Hasdrubal commandeerde den linkervleugel, Maharbal
den rechter; Hannibal zelf voerde bevel over het
centrum met zijn broer Mago.
De zon, hetzij men hier bij de opstelling rekening
mee gehouden had, hetzij dat het toevallig zo
uitkwam, scheen voor beide partijen zeer gunstig van
opzij, daar de Romeinen met hun gezicht naar het
zuiden stonden en de Carthagers dus naar het
noorden; den wind - de bewoners van die streek
noemden hem Vulturnus - hadden de Romeinen tegen,
waardoor veel stof, dat hun tot in de ogen woei, het
uitzicht voor hen belemmerde.
47 Nadat het
krijgsgeschreeuw was aangeheven, stormden de
hulptroepen naar voren en vond er eerst een gevecht
plaats tussen de lichtgewapenden. Vervolgens kreeg
de linkervleugel van Gallische en Spaanse ruiters
contact met den Romeinsen rechtervleugel, maar het
leek niet op een normalen strijd van cavalerie: men
moest immers recht op elkaar instormen, omdat
enerzijds de rivier, anderzijds de infanterie hen zo
insloot, dat er geen ruimte overbleef voor
flankbewegingen. Terwijl zij nu van weerskanten
vooruit trachtten te stoten, waarbij de paarden
tenslotte in een verward gedrang tot stilstand
kwamen, probeerden de ruiters elkaar uit het zadel
te trekken.
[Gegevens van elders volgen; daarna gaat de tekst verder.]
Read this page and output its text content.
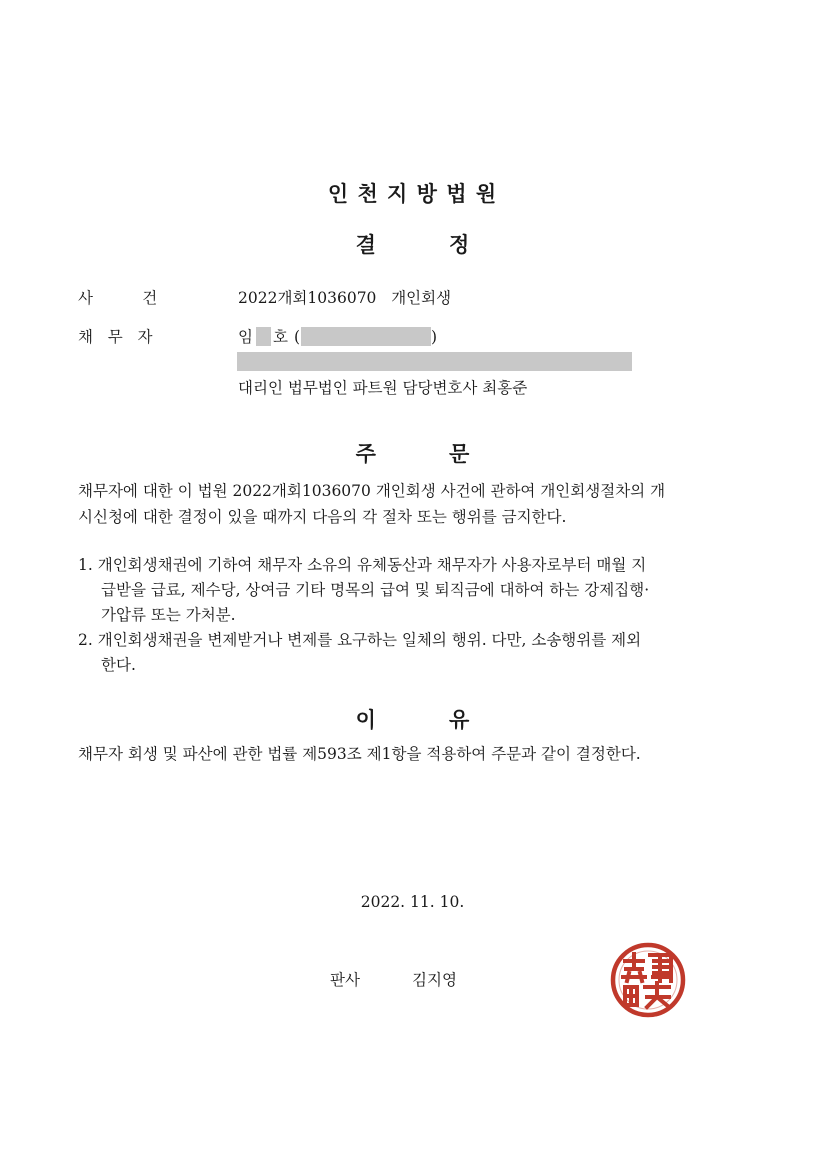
인 천 지 방 법 원
결          정
사          건	2022개회1036070   개인회생
채   무   자	임 호 (	)
대리인 법무법인 파트원 담당변호사 최홍준
주          문
채무자에 대한 이 법원 2022개회1036070 개인회생 사건에 관하여 개인회생절차의 개
시신청에 대한 결정이 있을 때까지 다음의 각 절차 또는 행위를 금지한다.
1. 개인회생채권에 기하여 채무자 소유의 유체동산과 채무자가 사용자로부터 매월 지
급받을 급료, 제수당, 상여금 기타 명목의 급여 및 퇴직금에 대하여 하는 강제집행·
가압류 또는 가처분.
2. 개인회생채권을 변제받거나 변제를 요구하는 일체의 행위. 다만, 소송행위를 제외
한다.
이          유
채무자 회생 및 파산에 관한 법률 제593조 제1항을 적용하여 주문과 같이 결정한다.
2022. 11. 10.
판사	김지영
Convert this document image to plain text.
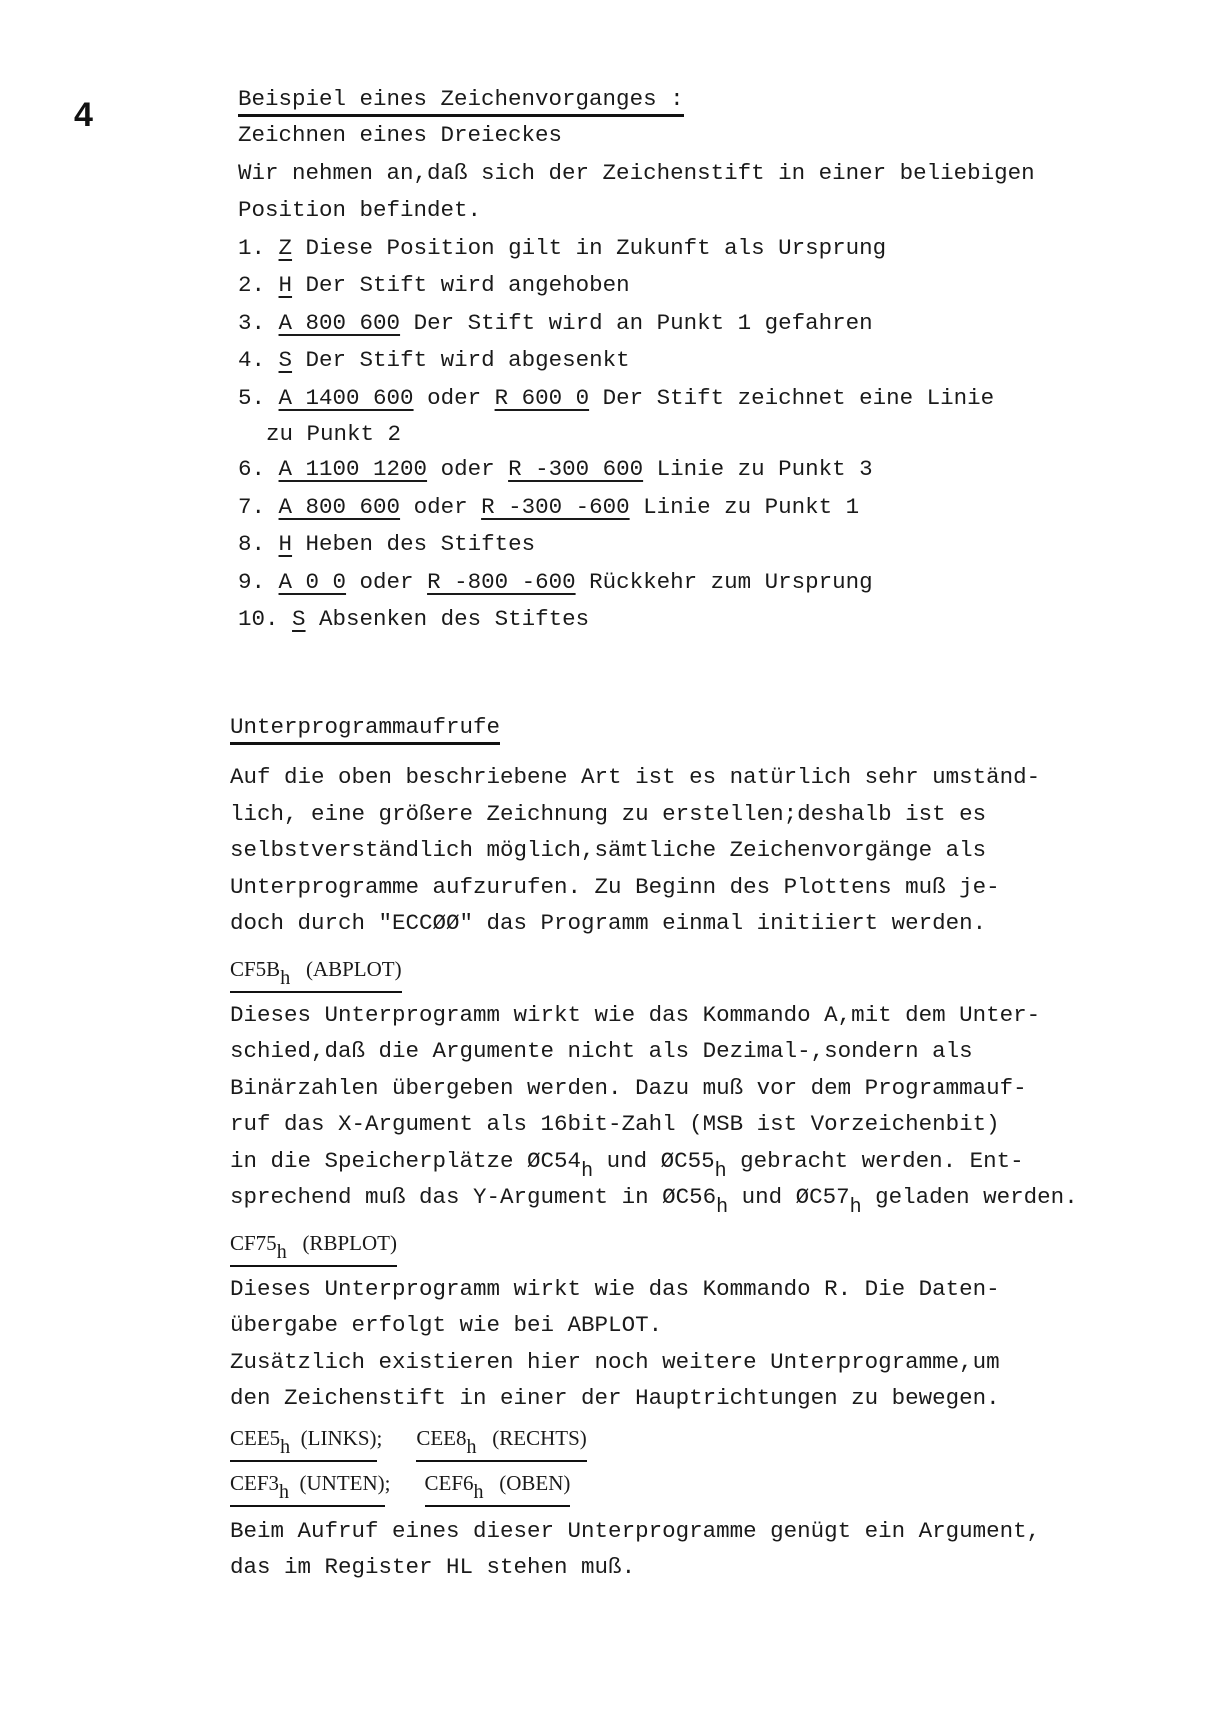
4	Beispiel eines Zeichenvorganges :
Zeichnen eines Dreieckes
Wir nehmen an,daß sich der Zeichenstift in einer beliebigen
Position befindet.
1. Z Diese Position gilt in Zukunft als Ursprung
2. H Der Stift wird angehoben
3. A 800 600 Der Stift wird an Punkt 1 gefahren
4. S Der Stift wird abgesenkt
5. A 1400 600 oder R 600 0 Der Stift zeichnet eine Linie
zu Punkt 2
6. A 1100 1200 oder R -300 600 Linie zu Punkt 3
7. A 800 600 oder R -300 -600 Linie zu Punkt 1
8. H Heben des Stiftes
9. A 0 0 oder R -800 -600 Rückkehr zum Ursprung
10. S Absenken des Stiftes
Unterprogrammaufrufe
Auf die oben beschriebene Art ist es natürlich sehr umständ-
lich, eine größere Zeichnung zu erstellen;deshalb ist es
selbstverständlich möglich,sämtliche Zeichenvorgänge als
Unterprogramme aufzurufen. Zu Beginn des Plottens muß je-
doch durch "ECCØØ" das Programm einmal initiiert werden.
$CF5B_h$ (ABPLOT)
Dieses Unterprogramm wirkt wie das Kommando A,mit dem Unter-
schied,daß die Argumente nicht als Dezimal-,sondern als
Binärzahlen übergeben werden. Dazu muß vor dem Programmauf-
ruf das X-Argument als 16bit-Zahl (MSB ist Vorzeichenbit)
in die Speicherplätze $ØC54_h$ und $ØC55_h$ gebracht werden. Ent-
sprechend muß das Y-Argument in $ØC56_h$ und $ØC57_h$ geladen werden.
$CF75_h$ (RBPLOT)
Dieses Unterprogramm wirkt wie das Kommando R. Die Daten-
übergabe erfolgt wie bei ABPLOT.
Zusätzlich existieren hier noch weitere Unterprogramme,um
den Zeichenstift in einer der Hauptrichtungen zu bewegen.
$CEE5_h$ (LINKS); $CEE8_h$ (RECHTS)
$CEF3_h$ (UNTEN); $CEF6_h$ (OBEN)
Beim Aufruf eines dieser Unterprogramme genügt ein Argument,
das im Register HL stehen muß.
Zodoende was het reeds grotendeels een
strijd te voet geworden, toen de Romeinen, na een
meer heftig dan hardnekkig gevecht, zich verslagen
voelden en op de vlucht gingen.
Tegen het eind van dit contact der cavalerie raakte
de infanterie slaags; aanvankelijk ging de strijd in
kracht en moed gelijk op, zolang de Galliërs en
Spanjaarden zich in hun gelid handhaafden; eindelijk
drukten de Romeinen - na langen tijd verscheidene
pogingen gedaan te hebben - met een dichte
aanvalscolonne van terzijde het centrum van den
vijand in; dit was spaarzaam bezet en daardoor niet
sterk genoeg, terwijl het wigvormig voor de rest van
Hannibal's linie uitstak. Toen het nu werd ingedrukt
en de soldaten verward achteruitweken, lieten de
Romeinen hen niet los en in éne vaart
doorbraken zij de formatie van hun tegenstanders,
die reeds ontzet vluchtten, en kwamen eerst midden
in de vijandelijke linie terecht en tenslotte,
zonder dat iemand weerstand bood, bij de Afrikanen;
dezen stonden opgesteld in twee vleugels en wel zo,
dat zij een reserve vormden voor de ver naar voren
geschoven Galliërs en Spanjaarden. Zodra dus de
wigvormige opstelling van de laatstgenoemden, onder
den vijandelijken druk, eerst gelijk kwam met de
eigenlijke frontlinie en vervolgens daarin een zak
vormde, waren de Afrikanen als 't ware de wanden van
dien zak geworden en toen de Romeinen zich daar
onberaden instortten, sloten zij ook de opening - in
den rug der aanvallers - af. De Romeinen, die
tevergeefs één strijd hadden geleverd,
lieten daarop de Galliërs en Spanjaarden, wier
achterhoede zij vernietigd hadden, lopen en gingen
een nieuw gevecht aan met de Afrikanen; hierbij
bevonden zij zich in het nadeel, niet alleen omdat
zij vanuit hun ingesloten positie moesten vechten,
maar ook omdat zij, vermoeid als zij waren, verse
troepen tegenover zich hadden.
48 Reeds werd er ook
op den Romeinsen linkervleugel, waar Italiaanse
cavalerie tegenover de Numidiërs stond,
gestreden; het gevecht dat zich eerst traag
ontwikkelde, was daar pas goed begonnen met een
bedrieglijke list der Carthagers. Ongeveer
vijfhonderd Numidiërs, die behalve hun gewone
schilden en speren ook nog zwaarden hadden, die zij
onder hun kolders verborgen hielden, reden,
schijnbaar als overlopers met het schild op den rug,
bij hun eigen troep vandaan; naderbij gekomen
sprongen zij plotseling van hun paard en wierpen
schild en speer voor de voeten der vijanden neer; zo
nam men hen in de linie op, voerde hen naar achteren
en beval hun daar te gaan zitten. En zolang er nog
slechts losse charges gehouden werden, bleven zij
rustig; maar toen de eigenlijke strijd aller
aandacht in beslag nam, grepen zij de schilden die
overal tussen de stapels lijken lagen en vielen de
Romeinen in den rug aan; door van achteren op hen in
te houwen en hun de kniepezen door te snijden
richtten zij een ontzaglijke slachting aan en
verwekten een nog vrij wat grotere paniek.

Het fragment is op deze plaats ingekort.